Start with the number that matters: maintainable earnings


Most small business pricing starts with maintainable earnings, not revenue.

Two common ways people talk about it:

  • SDE (Seller’s Discretionary Earnings): profit + owner add-backs (owner wage, personal expenses, one-offs)
  • EBIT / EBITDA: used more for larger businesses with a management structure
     

For owner-operated SMEs, SDE is often the most practical starting point.

The simplest valuation method (and why it works)

A common approach is:

Value ≈ Maintainable earnings × Multiple

The multiple reflects risk and quality:

  • how reliable the earnings are
  • how dependent the business is on the owner
  • customer concentration and churn risk
  • quality of systems, quoting, delivery, invoicing
  • strength of the team
  • asset intensity and capex needs
     

What pushes your multiple up (buyers pay more for this)

Buyers tend to pay more when:

  • revenue is repeatable and margins are stable
  • customers are diversified (not one big “make or break” client)
  • the owner can step back without the wheels falling off
  • basic systems exist (jobs, quoting, scheduling, invoicing)
  • there’s a capable 2IC / supervisor layer
  • cash conversion is clean (stock/WIP/debtors not a mess)
     

What pushes your multiple down (and it’s fixable)

Common value drags:

  • “the owner is the business”
  • poor financial hygiene (messy coding, unclear add-backs)
  • lumpy project work with weak forward visibility
  • outdated pricing / no margin discipline
  • high customer concentration
  • under-maintained equipment or looming capex
     

Don’t forget: working capital and debt change the cheque amount

Even with the same headline valuation, the final cash to you depends on:

  • how much stock and WIP is included
  • debtor levels at handover
  • any business debt or asset finance
  • lease obligations
     

This is why two “same multiple” deals can feel very different.
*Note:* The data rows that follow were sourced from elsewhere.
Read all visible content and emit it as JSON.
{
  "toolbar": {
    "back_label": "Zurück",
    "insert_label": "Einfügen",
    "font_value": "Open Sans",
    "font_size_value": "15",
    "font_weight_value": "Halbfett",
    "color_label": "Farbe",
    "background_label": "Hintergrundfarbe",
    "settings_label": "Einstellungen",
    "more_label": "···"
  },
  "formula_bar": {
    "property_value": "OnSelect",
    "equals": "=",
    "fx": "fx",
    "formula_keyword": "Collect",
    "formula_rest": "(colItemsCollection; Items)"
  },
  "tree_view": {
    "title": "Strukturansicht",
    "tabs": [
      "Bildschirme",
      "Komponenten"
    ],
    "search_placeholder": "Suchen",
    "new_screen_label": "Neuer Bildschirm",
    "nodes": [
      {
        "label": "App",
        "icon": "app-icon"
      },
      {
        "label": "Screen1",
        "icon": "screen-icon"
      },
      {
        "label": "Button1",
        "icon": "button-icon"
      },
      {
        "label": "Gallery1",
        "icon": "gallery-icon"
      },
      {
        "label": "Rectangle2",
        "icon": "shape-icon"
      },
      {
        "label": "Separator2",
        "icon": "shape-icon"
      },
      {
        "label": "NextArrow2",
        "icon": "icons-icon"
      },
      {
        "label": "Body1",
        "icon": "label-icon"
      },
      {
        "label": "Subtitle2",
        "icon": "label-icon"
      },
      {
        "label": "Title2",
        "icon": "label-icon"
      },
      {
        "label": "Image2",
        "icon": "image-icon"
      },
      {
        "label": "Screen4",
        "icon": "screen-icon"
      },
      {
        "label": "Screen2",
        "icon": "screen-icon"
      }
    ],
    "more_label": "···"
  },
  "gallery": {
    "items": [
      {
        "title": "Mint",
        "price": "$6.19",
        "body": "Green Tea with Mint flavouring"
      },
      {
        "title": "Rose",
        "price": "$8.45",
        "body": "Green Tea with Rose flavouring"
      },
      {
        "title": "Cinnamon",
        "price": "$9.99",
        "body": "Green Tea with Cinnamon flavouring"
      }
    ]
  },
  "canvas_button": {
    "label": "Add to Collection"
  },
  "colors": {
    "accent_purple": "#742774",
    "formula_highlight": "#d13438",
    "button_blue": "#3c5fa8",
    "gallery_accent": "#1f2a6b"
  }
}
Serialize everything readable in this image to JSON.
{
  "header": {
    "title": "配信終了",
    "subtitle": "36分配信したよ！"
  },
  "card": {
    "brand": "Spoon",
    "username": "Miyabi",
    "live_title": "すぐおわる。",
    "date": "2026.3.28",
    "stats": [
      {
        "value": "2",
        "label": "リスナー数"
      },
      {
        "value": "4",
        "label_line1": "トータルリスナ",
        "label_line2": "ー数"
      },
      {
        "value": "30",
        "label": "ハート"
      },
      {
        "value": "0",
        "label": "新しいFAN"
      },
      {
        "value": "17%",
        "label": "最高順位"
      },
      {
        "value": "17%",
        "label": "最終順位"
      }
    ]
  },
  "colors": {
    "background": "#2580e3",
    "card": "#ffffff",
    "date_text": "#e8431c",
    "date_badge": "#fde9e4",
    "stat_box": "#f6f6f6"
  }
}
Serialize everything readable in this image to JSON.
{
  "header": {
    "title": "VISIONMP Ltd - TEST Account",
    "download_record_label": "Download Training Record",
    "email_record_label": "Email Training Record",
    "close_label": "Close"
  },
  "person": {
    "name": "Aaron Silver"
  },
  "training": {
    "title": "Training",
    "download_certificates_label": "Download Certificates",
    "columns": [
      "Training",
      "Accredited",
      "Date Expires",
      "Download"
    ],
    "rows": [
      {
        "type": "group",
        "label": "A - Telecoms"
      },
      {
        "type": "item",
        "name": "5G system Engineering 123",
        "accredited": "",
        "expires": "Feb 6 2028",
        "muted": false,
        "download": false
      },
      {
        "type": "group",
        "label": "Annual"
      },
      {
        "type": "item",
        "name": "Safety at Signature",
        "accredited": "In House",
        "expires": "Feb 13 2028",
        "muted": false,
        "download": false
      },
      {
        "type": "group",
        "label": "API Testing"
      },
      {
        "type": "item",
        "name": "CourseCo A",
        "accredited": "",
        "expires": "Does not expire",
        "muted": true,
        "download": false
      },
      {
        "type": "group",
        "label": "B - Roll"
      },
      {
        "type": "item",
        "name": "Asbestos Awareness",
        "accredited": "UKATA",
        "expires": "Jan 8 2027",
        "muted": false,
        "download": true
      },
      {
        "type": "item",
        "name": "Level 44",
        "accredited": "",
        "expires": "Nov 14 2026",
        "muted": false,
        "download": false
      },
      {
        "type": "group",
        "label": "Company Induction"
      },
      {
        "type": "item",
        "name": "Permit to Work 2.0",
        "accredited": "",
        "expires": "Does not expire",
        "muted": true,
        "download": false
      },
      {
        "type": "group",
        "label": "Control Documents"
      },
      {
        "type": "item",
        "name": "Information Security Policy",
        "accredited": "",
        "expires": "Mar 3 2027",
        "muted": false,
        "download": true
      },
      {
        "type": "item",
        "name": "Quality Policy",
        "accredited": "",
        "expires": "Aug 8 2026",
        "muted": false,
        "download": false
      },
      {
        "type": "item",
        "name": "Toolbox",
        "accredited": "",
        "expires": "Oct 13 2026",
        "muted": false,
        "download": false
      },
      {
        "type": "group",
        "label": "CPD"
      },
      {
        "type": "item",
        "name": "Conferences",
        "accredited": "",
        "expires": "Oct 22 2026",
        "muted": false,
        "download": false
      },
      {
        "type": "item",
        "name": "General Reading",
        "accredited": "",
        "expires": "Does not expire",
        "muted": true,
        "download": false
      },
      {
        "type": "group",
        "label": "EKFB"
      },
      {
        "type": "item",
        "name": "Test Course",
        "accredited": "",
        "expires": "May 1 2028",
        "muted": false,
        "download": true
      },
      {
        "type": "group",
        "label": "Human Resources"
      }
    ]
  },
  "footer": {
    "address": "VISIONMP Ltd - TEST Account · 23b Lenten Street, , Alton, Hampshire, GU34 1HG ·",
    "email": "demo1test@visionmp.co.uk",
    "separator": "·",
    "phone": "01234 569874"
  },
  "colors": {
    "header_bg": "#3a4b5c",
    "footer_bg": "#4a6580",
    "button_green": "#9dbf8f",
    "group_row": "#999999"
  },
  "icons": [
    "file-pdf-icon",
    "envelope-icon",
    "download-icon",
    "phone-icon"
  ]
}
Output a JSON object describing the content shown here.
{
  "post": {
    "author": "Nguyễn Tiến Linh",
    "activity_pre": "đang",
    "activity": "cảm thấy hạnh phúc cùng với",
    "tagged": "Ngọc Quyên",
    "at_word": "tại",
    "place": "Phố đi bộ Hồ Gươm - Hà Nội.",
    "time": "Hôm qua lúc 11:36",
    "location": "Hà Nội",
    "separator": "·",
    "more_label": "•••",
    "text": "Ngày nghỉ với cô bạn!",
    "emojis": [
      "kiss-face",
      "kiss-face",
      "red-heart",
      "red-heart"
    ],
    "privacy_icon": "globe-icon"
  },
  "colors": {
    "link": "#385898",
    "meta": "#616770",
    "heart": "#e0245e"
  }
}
Want a confidential sanity-check range?
Share a high-level snapshot (you can stay anonymous initially):

  • industry/type of business
  • rough revenue range
  • rough owner earnings range (or profit)
  • owner involvement (hours + key tasks)
  • timing and preferences (full sale vs majority/staged)
     

Request a confidential chat:

  • Email: richard@nzsellbusiness.co.nz
  • Or use the contact form.
     

FAQs

Can you value my business without seeing financials?
You can get an indicative range from a high-level view, but anything firm needs proper numbers.

Is revenue a good proxy for value?
Not really. Two businesses with the same revenue can have wildly different profits, risk, and owner dependence.

What if my numbers are messy?
That’s common. A simple clean-up often increases both confidence and value.

Do buyers pay for “potential”?
Sometimes — but buyers mainly pay for proven earnings and a believable path to maintain or improve them.